Sexual Exploitation and Abuse is a solvable problem. It is about command and control, and training, incentives and punitive action. It is time to shift the shame and the fear.
Ms. Sanam Naraghi Anderlini, ICAN’s Executive Director reminded the audience and speakers that United Nations Security Council Resolution 1325 when adopted in 2000, was about bringing a human lens to the discussions, about the huge numbers of women and children on the ground and what kind of security they need. She also questioned the notion of culture, noting that many countries have no problem exporting women to become domestic labor overseas. On the issue of SEA, Ms. Naraghi Anderlini pointed out that it is an infinitely solvable problem. “It is about command and control, and training, incentives and punitive action,” she said. She suggested that punitive measures, such as salary cuts and discharge could be implemented. Furthermore, peacekeepers could be warned that their mother, sister, daughter and wife will be informed of any harassment or abuse of a colleague or a local. It is time to shift the shame and the fear! In light of the fact that many countries are bringing more women onboard, there is a need to think about how trainings can be fast tracked.

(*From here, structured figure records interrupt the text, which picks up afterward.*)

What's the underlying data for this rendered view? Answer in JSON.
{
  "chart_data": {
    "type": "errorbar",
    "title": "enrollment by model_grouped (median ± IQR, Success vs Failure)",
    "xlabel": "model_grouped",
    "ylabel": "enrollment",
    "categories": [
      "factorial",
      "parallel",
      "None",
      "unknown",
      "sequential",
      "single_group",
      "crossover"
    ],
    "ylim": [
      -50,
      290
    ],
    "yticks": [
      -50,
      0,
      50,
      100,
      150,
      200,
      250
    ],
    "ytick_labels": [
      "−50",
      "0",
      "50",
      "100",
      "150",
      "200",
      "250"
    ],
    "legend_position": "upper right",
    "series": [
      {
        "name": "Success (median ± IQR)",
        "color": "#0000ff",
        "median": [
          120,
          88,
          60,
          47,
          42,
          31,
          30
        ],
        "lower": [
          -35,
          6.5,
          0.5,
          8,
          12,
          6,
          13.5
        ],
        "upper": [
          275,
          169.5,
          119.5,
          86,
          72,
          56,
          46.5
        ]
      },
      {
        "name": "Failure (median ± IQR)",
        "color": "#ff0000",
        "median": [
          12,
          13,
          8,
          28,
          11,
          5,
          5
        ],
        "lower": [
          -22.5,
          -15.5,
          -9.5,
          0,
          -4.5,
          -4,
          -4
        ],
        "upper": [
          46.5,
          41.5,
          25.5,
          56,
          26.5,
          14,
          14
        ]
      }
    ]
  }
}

A short and informative Q & A session followed. Interventions included a Norwegian police officer sharing a story of how he had reported a senior UN staffer on mission because the person had harassed an office colleague. The person in question was a known abuser; yet he was on his fourth tour – and nothing was done to him. Clearly it is time to end the status quo and implement policies.
Ms. Visaka Darmadhasa, founder and Chair of the Association of War Affected Women and Parents of Servicemen Missing in Action closed the session by acknowledging that the nature of conflict is changing, and we must find innovative solutions.
Ms. Charlotte Isaksson, senior advisor to the Principal Advisor on Gender and WPS at the European External Action Service (EEAS) moderated the session.
The nature of conflict is changing, and we must find innovative solutions.